Мама почти никогда не справляла своих дней рождений, но ее 85 лет решили отметить, хотя бы в семейном кругу. Помимо нее с мужем и детей, пришел брат с женой и ребенком. Это был странный день рождения. Мама сидела раскрасневшаяся, будто девочка, и очень оживленная; она даже умудрилась испечь пирог и приготовить студень, что уже не делала несколько лет. И ничегошеньки не слышала… Нет, она даже что-то такое, разрумянившись, радостно им рассказывала из своей жизни, ускользающей, точно ящерка из рук, оставляющая в них свой хвост… Но она совсем не участвовала в общем разговоре. Им всем тогда показалось, что можно говорить уже обо всем, что они от нее скрывали, она все равно не расслышит и не поймет. Это было так странно… Человек вроде бы тут, с тобой, но как бы и нет его… Уже там… Пару раз мама неловко попыталась встрять в разговор, но это было настолько невпопад, что они не выдержали и засмеялись. Засмеялись по-доброму, как смеются и потом с гордостью рассказывают о своем подрастающем малыше, который пытался сморозить что-то взрослое…

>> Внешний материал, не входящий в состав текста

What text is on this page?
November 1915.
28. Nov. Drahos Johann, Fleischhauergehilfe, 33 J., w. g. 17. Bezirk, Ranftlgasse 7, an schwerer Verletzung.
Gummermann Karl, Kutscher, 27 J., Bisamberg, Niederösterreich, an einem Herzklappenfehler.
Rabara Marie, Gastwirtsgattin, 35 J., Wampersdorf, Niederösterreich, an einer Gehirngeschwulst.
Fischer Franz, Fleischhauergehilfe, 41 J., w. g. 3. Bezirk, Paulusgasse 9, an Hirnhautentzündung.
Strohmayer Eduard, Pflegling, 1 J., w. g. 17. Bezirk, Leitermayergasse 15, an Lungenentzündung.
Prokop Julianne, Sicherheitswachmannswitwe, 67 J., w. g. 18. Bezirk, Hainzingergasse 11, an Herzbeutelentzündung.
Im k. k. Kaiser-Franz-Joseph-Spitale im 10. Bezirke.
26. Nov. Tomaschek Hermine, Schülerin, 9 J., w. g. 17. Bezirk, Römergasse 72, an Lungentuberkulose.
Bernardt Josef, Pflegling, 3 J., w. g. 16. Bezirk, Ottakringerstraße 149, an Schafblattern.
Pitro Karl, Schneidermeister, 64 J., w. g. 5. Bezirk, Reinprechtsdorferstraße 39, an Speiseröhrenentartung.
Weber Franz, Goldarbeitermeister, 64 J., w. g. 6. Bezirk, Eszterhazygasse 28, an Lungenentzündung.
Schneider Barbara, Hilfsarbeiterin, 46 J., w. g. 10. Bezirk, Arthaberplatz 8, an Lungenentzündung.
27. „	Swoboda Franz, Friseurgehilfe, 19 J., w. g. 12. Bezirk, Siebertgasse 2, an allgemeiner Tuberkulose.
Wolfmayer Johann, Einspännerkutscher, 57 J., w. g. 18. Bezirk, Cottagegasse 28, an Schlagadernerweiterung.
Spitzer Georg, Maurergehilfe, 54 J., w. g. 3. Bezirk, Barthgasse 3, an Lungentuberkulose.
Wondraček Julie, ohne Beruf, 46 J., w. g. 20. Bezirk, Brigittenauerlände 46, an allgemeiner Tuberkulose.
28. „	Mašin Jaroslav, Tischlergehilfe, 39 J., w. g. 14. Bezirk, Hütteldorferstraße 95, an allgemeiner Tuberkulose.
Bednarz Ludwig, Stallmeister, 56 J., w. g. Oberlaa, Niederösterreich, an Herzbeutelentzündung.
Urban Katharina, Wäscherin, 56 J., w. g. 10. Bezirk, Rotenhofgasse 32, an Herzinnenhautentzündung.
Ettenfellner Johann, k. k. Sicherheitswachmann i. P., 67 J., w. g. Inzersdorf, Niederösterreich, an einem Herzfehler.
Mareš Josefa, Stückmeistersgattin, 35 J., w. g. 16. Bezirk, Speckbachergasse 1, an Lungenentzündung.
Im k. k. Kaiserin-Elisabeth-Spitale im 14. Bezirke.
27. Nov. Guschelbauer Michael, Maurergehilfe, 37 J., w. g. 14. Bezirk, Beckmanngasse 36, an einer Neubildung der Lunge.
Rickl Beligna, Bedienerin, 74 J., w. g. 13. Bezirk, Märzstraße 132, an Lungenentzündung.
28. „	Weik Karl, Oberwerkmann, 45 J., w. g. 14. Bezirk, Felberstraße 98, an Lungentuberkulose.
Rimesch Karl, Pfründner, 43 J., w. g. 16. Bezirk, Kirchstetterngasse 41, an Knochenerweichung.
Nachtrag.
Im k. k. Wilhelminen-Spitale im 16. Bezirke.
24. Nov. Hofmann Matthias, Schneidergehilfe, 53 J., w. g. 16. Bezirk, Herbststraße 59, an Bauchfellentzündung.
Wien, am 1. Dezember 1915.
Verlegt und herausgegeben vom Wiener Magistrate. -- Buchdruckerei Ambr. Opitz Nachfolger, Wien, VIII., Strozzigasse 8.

Лидия Андреевна почему-то не раз со стыдом и болью вспоминала это… Зудящее воспоминание снова и снова выныривало из темноты памяти где-нибудь на очередном застолье, где все уже были слегка пьяны и воспринимали мир через дымку сигаретного дыма. Очертания лиц были расплывчаты, а от воспоминаний неожиданно тупой болью щемило сердце, как от незаметной маленькой занозы, ушедшей под кожу далеко вглубь.

16

Чем быстрее старела мать, тем сильнее зарастал сад. От деревьев, подступавших от кромки леса, уже не было никакого спасу. Так случилось, что, когда болел отец, некоторые дикие деревья успели вытянуться, стать гигантскими и заслонили свет в их и без того старый, медленно подгнивающий дом.

В один из приездов она заставила Андрея нанять мужиков, строивших один из особняков, чтобы те повалили вымахавшие деревья.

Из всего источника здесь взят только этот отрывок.